Recibimos tanta, tanta información, que no somos capaces de discernir, filtrar y categorizar lo que oímos. Ya no sabemos qué importa o, lo que es peor, lo que es verdad y lo que no. Y nos llega por todos lados, nos enchufamos la información en vena, desde que nos levantamos por la mañana. Vivimos perennemente infoxicados, en un limbo donde flotan ideas, información, interpretación y opinión sin que nadie nos diga de dónde viene, quién interpreta o con qué criterios se opina.

Necesitaríamos un lavado de cerebro para desinfoxicarnos y aún así no conseguiríamos nada porque la misma sonda que nos suministre la solución salina y el carbón activado seguro que está contaminada con alguna otra noticia bomba que abre la puerta a otra ríada de fóxicos

No hace mucho, los medios y los periodistas nos sentíamos con la responsabilidad de contener estas avalanchas de rumores, filtrarlos y clasificarlos para publicar sólo lo verosímil y no provocar estallidos de furor injustificados, expectativas exageradas o decepciones cantadas. Hoy no podemos. La avalancha nos ha atrapado. Queremos ser alguien para sobrevivir y si hay que poner el pie encima de la noticia para sacar la cabeza y asomar la jeta a un buscador, lo hacemos. Siempre está la vieja excusa de si no lo digo yo lo va a decir otro… Consuelo de tontos.

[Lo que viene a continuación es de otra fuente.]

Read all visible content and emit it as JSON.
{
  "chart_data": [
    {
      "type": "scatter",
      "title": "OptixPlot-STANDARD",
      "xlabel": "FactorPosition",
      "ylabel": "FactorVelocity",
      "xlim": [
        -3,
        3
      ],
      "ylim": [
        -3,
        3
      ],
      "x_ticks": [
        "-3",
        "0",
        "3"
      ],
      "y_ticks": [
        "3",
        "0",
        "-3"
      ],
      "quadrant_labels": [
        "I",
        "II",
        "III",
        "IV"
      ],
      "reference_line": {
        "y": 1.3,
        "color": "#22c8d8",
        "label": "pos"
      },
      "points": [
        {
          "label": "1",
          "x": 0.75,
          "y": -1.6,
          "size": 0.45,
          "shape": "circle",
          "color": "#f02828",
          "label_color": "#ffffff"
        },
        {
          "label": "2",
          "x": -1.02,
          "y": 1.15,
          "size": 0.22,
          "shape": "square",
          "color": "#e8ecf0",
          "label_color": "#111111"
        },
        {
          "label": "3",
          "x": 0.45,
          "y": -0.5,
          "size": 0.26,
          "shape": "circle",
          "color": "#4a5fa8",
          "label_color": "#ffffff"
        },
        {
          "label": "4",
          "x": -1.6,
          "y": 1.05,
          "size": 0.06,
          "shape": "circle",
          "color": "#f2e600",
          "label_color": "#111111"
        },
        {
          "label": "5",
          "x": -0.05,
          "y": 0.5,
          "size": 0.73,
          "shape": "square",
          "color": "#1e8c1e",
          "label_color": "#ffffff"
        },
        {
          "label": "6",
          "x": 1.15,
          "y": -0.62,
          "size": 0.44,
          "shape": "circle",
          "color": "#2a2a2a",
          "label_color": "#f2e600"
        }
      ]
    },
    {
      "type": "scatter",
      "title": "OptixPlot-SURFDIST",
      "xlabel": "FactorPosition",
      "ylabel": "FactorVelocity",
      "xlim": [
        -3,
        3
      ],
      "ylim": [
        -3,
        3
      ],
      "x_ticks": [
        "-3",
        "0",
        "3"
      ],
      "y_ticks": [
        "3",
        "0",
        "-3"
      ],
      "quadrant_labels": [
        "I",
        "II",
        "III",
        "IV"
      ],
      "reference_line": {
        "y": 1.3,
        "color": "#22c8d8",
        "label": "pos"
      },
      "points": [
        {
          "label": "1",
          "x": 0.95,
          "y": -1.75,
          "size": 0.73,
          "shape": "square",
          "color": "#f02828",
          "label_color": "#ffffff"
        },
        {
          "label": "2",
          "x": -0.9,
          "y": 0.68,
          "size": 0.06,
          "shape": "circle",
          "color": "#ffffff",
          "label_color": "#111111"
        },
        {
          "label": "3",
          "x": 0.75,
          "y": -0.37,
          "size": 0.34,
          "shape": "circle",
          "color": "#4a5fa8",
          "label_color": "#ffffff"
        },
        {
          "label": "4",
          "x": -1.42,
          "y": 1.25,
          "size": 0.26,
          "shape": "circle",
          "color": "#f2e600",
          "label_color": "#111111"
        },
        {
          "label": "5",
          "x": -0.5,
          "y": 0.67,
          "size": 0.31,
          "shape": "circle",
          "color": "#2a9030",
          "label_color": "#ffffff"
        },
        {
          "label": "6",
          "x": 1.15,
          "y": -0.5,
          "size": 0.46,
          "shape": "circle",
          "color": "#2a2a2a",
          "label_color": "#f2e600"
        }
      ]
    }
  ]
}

Es triste darse cuenta de que justo cuando más y mejores medios para estar informados tenemos a nuestro alcance, más desinformados estamos. Infoxicados. Y muchas infoxicaciones nos nublan el juicio. Quizá nos hagamos inmunes, insensibles. Quizá ya está sucediendo. Ahora nada llama nuestra atención a no ser que lleve varias admiraciones en el titular y sea algo criticable, si se puede hacer sangre, mejor. Ya sólo nos importa lo insoportable. Que se anuncie oficialmente que PS4 existe no es suficiente… Hace unos años nos conformamos con un pato de goma cabeceando en una piscina. Hoy queremos saberlo todo antes de que ocurra. Y si lo que ocurre no encaja con nuestras expectativas… Infoxicados. Y a mucha deshonra.